Data Science Lab: Process and methods

Politecnico di Torino

Exam session: Winter 2020

1. Data exploration

I first understand the structure of my dataset: it is in a csv format, so I encapsulate all data inside a data frame. It’s easy to observe that each review has been labeled with just one class chosen between positive and negative, hence we can plot how they are distributed in terms of proportions.

They are very unbalanced, the positive class is approximately doubled with respect to the negative one, this could turn into a higher misprediction ratio for the latter.

Then I focus on the text of the reviews, trying to find out what kind of transformations are needed during the pre-processing step. I use a cyclic approach in order to discover as many inappropriate words as possible:

I build a set of all the unique words in the reviews.
I sample a portion of these set and I analyze those words observing if there are some kind of tokenization error, words containing special characters or numbers, URLs or something that could be meaningless for the analysis.
I add more filter or text transformation in order to obtain the cleanest data as possible.

This is an example of what tokenizer extracts during the first attempts

This is an example of the top 25 features. As we can see most of them are probably used to label positive reviews.
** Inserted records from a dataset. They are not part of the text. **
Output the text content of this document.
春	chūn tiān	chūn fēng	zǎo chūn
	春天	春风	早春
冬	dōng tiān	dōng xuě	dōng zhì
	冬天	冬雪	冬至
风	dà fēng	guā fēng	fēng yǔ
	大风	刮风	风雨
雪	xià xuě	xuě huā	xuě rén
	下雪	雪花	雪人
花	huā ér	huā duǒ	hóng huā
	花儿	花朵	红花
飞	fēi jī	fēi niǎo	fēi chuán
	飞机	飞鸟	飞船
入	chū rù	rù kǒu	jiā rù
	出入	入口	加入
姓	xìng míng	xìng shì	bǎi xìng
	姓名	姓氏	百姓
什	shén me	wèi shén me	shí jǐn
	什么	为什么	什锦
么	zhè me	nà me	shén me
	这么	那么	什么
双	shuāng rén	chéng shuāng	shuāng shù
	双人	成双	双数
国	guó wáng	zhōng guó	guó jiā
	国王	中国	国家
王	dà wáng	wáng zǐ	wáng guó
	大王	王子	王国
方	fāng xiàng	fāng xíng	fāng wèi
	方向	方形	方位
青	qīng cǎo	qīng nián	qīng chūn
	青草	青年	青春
It is reasonable to think that it happens due to the initial imbalance of the two classes (it has been considered 2-grams as explained in the next step).

2. Preprocessing

Our purpose is to obtain numerical features having meaning for the analysis, so we need to select the most significant words and then transform each of them into a numerical representation. For each review I apply a series of text transformation: firstly I convert everything into lower case letters, then, if present, I remove URLs or email or specific combination of possible special characters followed by words (i.e @, #). In the end, when there are punctuation marks, numbers or special characters followed or preceded by a word, I substitute them for a blank character (i.e “l’hotel” becomes “l hotel”) aiming to guarantee a correct tokenization. When the cleaning process is over, tokenization starts. I decide to stem every word in order to better group every shade of a specific "word-root", using ItalianStemmer() class from nltk library. Finally, the tokens are filtered so, stop-words, punctuation marks, numbers, words of inappropriate length are removed.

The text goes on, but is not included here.